Tabagismo no século XXI: problemas e consequências
Enviada em 05/10/2020
O filme norte-americano “Casablanca” é um clássico do cinema hollywoodiano. E embora sua narrativa seja o romance e o drama, o cigarro “participa” de todas as cenas, quase como essência das personagens. Fora da ficção, o tabagismo, ainda, permanece como uma prática nos mais diversos segmentos sociais, como fruto de uma publicidade pró-tabagista e pela ausência de medidas estatais, que por sua vez originam problemáticas na saúde e socioeconômicas. Por isso tudo, esse problema precisa ser erradicado por intermédio de ações legais, socioeducativas e sanitárias.
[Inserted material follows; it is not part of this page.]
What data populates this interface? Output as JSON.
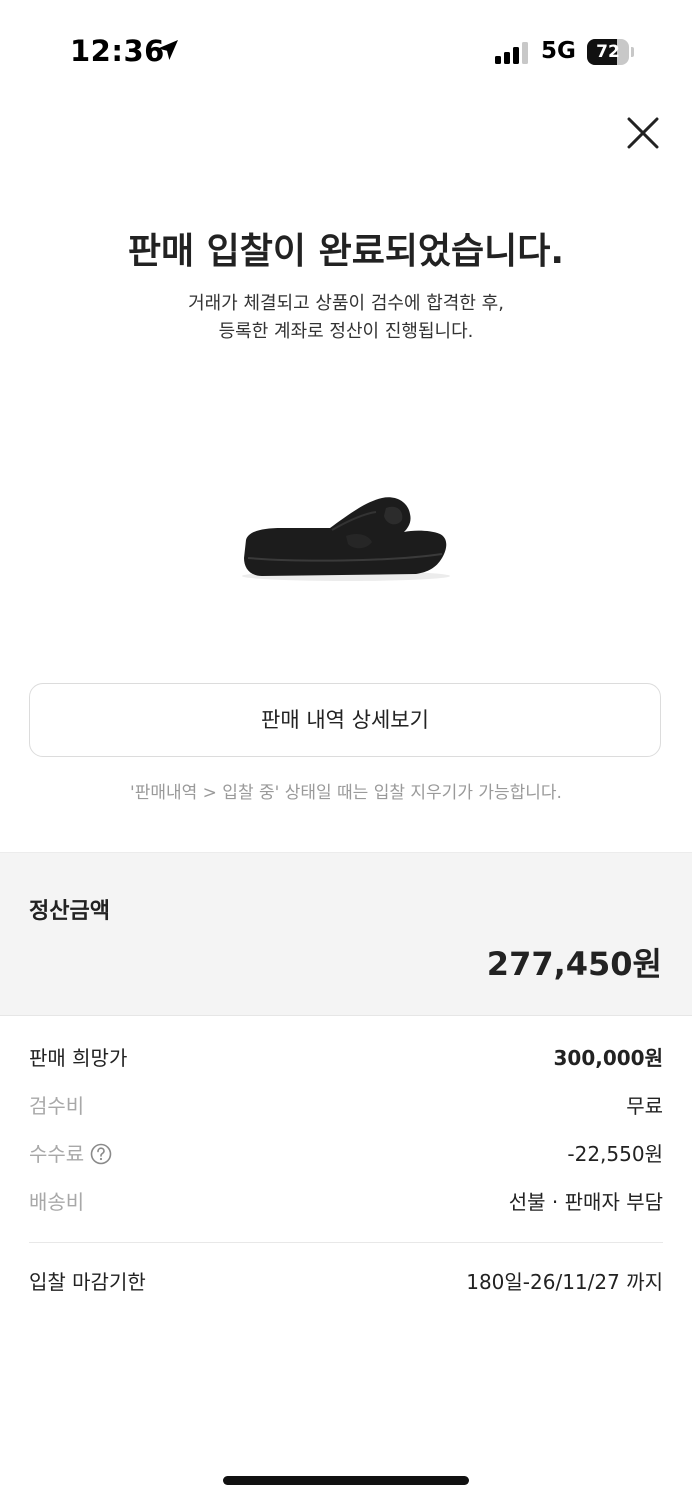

Nesse contexto, é notório que o uso demasiado do tabaco permanece como um dos “hábitos mortais” da sociedade, alimentado pela publicidade e marketing tabagista desenfreada e pelo “esquecimento” do estado. Isso porque, a mídia tem um caráter influenciador nas decisões sociais. Basta ver, por exemplo, o efeito “Humphrey Bogard” - figura lendária dos cinemas americanos que ostentava cenas de filmes, anúncios e outras mídias usufruindo do cigarro - e portanto, sendo responsável pelo alastramento da prática nos estratos sociais. Por outro lado, o estado leniente falha em fiscalizar o marketing em torno do tabaco, além disso, a lei antifumo não é praticada em sua totalidade, o que configura alicerces a mais ao problema.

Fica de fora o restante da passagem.